O modelo educacional já está presente em outros estados e é mal visto por membros da comunidade escolar
Por Beatriz Hadler (balmeidahadler@usp.br), Breno Marino (brenomarino2005@usp.br) e Matheus Ribeiro (matheus2004sa@usp.br)

No final de maio deste ano, foi aprovado na Assembleia Legislativa de São Paulo (Alesp) o projeto de lei que prevê a criação e implementação de escolas cívico-militares na rede pública de educação do estado. Quase uma semana depois, o texto foi sancionado pelo governador Tarcísio de Freitas (Republicanos).

A administração paulista já estuda os efeitos do projeto. A Secretaria de Educação do Estado de São Paulo estima que de 50 a 100 instituições neste modelo sejam implementadas até o início de 2025.

Nesta reportagem, o Observatório explica o que é uma escola cívico-militar, quais os principais pontos do projeto sancionado por Tarcísio, por que ele causa polêmica e como outros estados já aplicaram o modelo.

Definição do modelo

A escola cívico-militar teve sua origem no Brasil na década de 90 e foi implementada pela primeira vez em Goiás. O modelo é definido como uma adição de elementos da cultura militar em instituições educacionais, porém sem mudanças na forma em que o ensino é realizado. 

Em entrevista à Jornalismo Júnior, a especialista no método escolar militar e diretora de uma escola da rede estadual do Paraná Joselita Romualdo da Silva esclarece como é o funcionamento dessas instituições. “É como se fosse um hibridismo: há uma estrutura de ensino cívil, convencional, com elementos militares – hierarquização, rígida disciplina, cerimônias, etc. –, que são introduzidos a partir da presença de policiais militares (PMs) no ambiente escolar.”

Jovens vestidos com roupas tradicionais de colégios militares cantam hino
A rigidez das medidas pode variar de estado para estado. [Imagem: Reprodução/Governo do Estado de São Paulo/Marcelo S. Camargo]

Os elementos culturais militares presentes nesse modelo de educação se estendem a questões estéticas, rotineiras e comportamentais. É exigido dos alunos o uso de uniforme, geralmente composto por camisa social de manga curta, farda de calça azul marinho, boina e biriba – tarja de identificação com o nome do estudante. Além disso, é proibido o uso de estilos de cabelo grandes ou coloridos, acessórios como piercings e brincos (no caso de meninas, é permitido usá-los se forem pequenos) e unhas grandes ou pintadas com tons escuros.

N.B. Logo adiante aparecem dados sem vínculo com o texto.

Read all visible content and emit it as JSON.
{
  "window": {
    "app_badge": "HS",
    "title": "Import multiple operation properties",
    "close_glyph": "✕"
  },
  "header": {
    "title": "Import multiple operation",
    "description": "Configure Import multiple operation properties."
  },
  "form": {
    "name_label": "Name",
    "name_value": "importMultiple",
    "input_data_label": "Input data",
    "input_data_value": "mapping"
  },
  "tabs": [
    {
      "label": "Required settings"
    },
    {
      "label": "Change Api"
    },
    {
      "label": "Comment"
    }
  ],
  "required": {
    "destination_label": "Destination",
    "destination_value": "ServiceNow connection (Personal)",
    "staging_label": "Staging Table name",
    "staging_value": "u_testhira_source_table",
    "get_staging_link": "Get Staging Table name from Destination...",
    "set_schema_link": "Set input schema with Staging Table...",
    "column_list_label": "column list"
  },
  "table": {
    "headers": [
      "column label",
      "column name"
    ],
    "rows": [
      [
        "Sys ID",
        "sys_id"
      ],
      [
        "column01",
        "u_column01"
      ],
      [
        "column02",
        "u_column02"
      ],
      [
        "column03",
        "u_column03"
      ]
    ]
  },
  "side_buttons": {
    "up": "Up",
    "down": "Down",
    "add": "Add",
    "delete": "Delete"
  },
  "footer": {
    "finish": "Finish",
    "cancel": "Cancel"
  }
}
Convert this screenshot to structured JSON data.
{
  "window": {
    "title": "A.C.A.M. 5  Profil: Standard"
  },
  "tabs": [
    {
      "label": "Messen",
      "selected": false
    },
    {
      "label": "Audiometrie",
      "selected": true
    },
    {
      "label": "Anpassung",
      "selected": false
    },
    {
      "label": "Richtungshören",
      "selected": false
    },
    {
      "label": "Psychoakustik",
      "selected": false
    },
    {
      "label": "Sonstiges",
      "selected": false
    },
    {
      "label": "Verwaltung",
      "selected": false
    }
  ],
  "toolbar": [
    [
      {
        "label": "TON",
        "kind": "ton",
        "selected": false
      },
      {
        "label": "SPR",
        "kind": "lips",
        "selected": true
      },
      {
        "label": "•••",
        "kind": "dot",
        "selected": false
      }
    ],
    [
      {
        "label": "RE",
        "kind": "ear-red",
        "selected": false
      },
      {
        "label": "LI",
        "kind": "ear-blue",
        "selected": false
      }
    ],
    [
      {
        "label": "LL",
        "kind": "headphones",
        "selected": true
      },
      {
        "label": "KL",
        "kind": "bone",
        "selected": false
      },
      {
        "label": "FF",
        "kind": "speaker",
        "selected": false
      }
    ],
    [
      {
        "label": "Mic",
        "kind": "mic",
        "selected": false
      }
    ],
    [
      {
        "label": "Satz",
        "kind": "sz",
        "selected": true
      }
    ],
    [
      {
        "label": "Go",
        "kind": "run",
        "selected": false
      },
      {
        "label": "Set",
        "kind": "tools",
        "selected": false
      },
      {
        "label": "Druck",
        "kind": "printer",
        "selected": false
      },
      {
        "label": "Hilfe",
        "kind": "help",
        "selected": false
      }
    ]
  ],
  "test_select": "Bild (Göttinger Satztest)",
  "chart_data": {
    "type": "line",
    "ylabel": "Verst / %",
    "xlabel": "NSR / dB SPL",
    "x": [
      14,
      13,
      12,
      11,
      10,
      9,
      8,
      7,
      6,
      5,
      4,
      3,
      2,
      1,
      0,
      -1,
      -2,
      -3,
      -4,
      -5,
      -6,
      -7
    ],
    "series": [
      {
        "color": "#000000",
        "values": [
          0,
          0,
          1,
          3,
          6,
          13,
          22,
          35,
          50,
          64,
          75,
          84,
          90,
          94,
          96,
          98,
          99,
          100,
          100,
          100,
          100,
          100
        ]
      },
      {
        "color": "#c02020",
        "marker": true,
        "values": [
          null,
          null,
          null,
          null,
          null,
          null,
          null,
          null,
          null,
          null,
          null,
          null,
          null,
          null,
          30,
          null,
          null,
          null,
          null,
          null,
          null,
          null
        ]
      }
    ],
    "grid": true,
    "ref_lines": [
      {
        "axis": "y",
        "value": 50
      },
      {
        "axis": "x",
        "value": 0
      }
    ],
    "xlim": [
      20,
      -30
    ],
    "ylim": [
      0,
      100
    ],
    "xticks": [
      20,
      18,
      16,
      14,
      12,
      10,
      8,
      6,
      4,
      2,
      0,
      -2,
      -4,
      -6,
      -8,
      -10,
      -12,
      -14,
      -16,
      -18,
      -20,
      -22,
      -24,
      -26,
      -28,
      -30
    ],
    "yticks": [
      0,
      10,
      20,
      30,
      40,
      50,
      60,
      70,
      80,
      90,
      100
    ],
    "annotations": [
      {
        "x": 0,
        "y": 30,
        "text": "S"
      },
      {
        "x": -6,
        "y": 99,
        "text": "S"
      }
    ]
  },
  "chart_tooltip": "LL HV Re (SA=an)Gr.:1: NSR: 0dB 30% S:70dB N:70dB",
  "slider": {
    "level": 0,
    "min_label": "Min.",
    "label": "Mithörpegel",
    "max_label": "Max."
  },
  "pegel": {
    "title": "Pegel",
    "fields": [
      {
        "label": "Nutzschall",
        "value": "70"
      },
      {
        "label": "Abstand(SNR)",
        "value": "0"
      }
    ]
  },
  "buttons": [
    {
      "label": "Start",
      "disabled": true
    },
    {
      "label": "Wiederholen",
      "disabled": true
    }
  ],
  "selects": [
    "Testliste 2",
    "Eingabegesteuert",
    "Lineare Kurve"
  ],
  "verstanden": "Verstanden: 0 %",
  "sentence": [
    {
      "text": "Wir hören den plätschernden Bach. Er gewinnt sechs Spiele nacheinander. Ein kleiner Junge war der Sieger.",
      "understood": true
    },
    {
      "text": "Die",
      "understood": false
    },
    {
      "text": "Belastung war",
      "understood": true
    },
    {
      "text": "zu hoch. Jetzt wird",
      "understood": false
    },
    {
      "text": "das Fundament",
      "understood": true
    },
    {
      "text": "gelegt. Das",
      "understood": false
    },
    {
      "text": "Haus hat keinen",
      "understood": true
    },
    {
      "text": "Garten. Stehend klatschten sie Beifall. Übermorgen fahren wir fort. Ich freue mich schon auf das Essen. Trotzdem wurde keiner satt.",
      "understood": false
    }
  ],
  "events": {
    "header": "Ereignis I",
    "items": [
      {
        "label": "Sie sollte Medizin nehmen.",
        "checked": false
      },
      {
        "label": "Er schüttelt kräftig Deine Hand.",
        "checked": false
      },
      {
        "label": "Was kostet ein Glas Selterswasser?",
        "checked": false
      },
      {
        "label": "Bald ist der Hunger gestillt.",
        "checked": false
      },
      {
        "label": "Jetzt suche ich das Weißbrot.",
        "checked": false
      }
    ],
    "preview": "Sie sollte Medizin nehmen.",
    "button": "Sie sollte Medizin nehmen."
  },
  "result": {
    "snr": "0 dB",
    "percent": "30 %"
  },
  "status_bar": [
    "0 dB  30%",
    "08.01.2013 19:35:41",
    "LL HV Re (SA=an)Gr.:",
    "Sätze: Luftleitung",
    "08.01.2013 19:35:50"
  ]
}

A rotina dos estudantes é iniciada pela Formatura, cerimônia diária em que há o hasteamento da bandeira e canto do hino nacional, como forma de “incentivar o patriotismo e o culto a símbolos nacionais”, de acordo com o documento de diretrizes das escolas cívico-militares.

O comportamento dos alunos durante as aulas é regrado pelo monitor, PM responsável por supervisionar a classe e propor atividades extracurriculares. Também é comum o uso de comandos militares, como “sentido” e “descansar”, entre alunos e autoridades. Além disso, são proibidas demonstrações de afeto por meio de gestos como abraços, beijos ou andar de mãos dadas.

Para qualquer transgressão cometida, o aluno será penalizado pela perda de créditos de comportamento, que são cedidos a partir de sua entrada. Esse valor pode ser de 0,25 a 2 pontos e depende da natureza da infração cometida. Além de sujeitar estudantes insubordinados a “medidas disciplinares” que vão desde repressões verbais até mudanças de turno.

O sistema de créditos também é válido para recompensar o bom comportamento: a partir de cada “ação meritória” serão distribuídos 0,25 pontos ao aluno que praticá-las. O estudante poderá ser premiado com elogios de monitores nas Formaturas ou certificados e medalhas (ao fim do trimestre e ano, respectivamente).

O projeto

O Programa Escola Cívico-Militar será coordenado pela parceria entre a Secretaria de Segurança Pública, que será responsável pela administração e disciplina, assim como a escalação de PMs aos cargos nas escolas, e a Secretaria da Educação, que será encarregada dos assuntos pedagógicos. O órgão é liderado por Renato Feder, implementador de mais de 200 instituições desse modelo no Paraná.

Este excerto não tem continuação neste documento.